Help Center/ MapReduce Service/ Component Operation Guide (Normal)/ Using MapReduce/ Common Issues About MapReduce/ What Should I Do If the Partition-based Task Blacklist Is Abnormal?
Updated on 2024-10-08 GMT+08:00

What Should I Do If the Partition-based Task Blacklist Is Abnormal?

Question

The Map&Reduce task fails, and the ratio of the number of faulty nodes to the total number of nodes in the cluster is lower than the blacklist threshold specified by yarn.resourcemanager.am-scheduling.node-blacklisting-disable-threshold. Why is the faulty node not added to the blocklist?

Answer

If the number of blocked nodes exceeds the threshold, all blocked nodes are released. The threshold is based on the ratio of fault nodes to all nodes in the cluster. Currently, each node has a label expression. The blocklist threshold is calculated based on the number of nodes relate to effective node labels. In other way, the blocklist threshold is the ratio of fault nodes to relate to effective node labels.

Assume that there are 100 nodes in the cluster, including 10 nodes (labelA) with valid node label expressions. Assume that all nodes relate to valid node label expressions are faulty and default blocklist threshold is 0.33. After calculation, 10/100 = 0.1, which is far smaller than the threshold. In this case, the 10 nodes will never get released.
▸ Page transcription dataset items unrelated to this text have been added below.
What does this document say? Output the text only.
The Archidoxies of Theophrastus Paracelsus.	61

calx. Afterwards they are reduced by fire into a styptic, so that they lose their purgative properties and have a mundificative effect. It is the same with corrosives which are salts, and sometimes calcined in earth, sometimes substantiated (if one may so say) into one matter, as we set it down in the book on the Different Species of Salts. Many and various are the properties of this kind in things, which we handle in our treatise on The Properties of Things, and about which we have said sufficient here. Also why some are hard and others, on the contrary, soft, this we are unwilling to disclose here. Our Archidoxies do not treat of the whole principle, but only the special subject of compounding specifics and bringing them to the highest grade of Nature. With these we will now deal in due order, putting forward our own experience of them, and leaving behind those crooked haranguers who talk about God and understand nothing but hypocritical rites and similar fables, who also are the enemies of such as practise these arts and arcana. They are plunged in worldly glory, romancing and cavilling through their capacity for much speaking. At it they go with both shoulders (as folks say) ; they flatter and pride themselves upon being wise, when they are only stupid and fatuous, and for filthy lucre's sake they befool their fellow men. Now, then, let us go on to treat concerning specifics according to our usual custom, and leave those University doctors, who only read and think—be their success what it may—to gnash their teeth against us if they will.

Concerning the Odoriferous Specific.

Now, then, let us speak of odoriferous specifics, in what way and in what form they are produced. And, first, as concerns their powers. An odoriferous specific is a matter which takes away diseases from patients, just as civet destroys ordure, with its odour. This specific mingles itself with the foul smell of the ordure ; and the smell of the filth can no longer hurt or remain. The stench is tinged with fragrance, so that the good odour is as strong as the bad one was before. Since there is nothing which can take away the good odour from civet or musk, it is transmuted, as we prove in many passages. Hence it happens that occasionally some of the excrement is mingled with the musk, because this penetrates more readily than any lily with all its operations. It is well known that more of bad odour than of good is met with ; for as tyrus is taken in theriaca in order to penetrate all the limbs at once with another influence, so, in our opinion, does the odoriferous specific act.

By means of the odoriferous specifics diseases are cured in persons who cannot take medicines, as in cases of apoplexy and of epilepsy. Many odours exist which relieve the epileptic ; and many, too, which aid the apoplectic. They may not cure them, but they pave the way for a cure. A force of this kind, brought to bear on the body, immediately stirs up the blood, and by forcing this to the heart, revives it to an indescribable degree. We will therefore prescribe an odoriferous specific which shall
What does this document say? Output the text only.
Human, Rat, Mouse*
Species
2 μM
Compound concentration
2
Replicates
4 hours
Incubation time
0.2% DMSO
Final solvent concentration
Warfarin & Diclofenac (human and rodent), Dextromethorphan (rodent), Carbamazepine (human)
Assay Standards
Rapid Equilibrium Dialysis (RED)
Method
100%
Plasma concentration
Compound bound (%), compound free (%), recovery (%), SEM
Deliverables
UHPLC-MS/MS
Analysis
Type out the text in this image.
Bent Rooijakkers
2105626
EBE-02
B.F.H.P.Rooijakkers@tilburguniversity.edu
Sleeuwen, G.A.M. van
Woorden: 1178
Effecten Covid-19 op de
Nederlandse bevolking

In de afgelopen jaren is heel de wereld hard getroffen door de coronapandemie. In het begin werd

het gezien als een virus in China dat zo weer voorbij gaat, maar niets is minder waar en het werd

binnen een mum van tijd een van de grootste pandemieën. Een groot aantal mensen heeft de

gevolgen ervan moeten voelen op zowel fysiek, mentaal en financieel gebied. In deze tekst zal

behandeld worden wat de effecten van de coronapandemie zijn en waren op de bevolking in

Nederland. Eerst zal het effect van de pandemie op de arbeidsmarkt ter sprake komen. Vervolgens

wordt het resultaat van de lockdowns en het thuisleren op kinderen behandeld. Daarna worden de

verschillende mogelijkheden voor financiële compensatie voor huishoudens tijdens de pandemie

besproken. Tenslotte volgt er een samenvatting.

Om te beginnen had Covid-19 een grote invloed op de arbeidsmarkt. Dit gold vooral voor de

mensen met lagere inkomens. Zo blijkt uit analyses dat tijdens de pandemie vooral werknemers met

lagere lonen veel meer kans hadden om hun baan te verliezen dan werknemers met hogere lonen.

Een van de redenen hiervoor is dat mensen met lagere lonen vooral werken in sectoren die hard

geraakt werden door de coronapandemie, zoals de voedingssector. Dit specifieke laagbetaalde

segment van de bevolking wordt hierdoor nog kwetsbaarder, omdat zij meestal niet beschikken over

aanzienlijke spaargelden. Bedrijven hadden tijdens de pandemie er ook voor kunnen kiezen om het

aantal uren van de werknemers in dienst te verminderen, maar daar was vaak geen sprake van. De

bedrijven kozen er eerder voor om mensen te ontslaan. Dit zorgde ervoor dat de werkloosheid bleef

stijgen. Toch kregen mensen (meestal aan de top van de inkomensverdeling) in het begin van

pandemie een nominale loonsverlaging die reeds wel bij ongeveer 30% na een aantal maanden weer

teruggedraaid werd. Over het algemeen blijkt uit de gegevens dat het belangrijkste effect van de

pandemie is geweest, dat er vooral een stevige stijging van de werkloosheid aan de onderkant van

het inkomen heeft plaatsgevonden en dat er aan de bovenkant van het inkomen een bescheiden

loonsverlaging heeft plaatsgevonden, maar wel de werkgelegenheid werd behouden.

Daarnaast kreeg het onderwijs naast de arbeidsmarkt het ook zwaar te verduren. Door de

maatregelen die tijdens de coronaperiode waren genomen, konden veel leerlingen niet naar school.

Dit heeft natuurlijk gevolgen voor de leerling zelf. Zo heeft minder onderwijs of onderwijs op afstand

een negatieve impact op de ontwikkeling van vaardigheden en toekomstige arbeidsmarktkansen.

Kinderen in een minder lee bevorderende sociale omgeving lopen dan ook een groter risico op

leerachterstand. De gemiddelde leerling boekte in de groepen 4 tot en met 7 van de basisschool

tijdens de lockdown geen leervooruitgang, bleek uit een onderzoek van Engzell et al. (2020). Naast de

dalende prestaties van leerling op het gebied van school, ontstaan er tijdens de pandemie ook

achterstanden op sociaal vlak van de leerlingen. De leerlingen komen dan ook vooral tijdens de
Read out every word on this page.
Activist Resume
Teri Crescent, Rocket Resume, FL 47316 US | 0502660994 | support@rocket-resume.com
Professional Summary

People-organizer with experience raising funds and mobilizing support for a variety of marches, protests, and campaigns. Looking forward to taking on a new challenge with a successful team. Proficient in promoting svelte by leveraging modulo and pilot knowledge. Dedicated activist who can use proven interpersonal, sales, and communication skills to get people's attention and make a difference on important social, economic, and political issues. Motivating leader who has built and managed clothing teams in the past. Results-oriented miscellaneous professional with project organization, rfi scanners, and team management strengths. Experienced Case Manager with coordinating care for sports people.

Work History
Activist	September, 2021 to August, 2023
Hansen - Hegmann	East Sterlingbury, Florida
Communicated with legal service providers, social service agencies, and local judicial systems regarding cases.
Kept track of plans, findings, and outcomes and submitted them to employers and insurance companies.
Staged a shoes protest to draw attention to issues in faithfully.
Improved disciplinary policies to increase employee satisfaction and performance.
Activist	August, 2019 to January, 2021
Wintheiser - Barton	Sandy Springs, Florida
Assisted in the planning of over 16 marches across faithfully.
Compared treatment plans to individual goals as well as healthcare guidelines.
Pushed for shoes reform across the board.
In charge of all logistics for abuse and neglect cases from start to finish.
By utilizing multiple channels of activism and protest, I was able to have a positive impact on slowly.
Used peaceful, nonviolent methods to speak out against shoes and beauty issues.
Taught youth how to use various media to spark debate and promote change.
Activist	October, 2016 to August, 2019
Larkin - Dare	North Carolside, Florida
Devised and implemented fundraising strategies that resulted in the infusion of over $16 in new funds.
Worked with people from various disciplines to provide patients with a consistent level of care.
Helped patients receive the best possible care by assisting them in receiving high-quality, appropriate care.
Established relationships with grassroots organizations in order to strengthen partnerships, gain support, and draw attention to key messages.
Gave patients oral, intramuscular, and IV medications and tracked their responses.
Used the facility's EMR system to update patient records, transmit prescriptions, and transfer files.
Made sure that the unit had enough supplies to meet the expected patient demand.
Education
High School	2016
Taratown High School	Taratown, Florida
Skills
Therefore, MapReduce tasks always cannot obtain nodes and applications cannot run properly. In practice, the threshold needs to be calculated based on the total number of nodes relate to valid node label expressions: 10/10 = 1 is greater than the blacklist release threshold and all nodes are released.

Therefore, even the ratio of fault nodes to all nodes in the clusters is within the threshold, all nodes in the blocklist are released.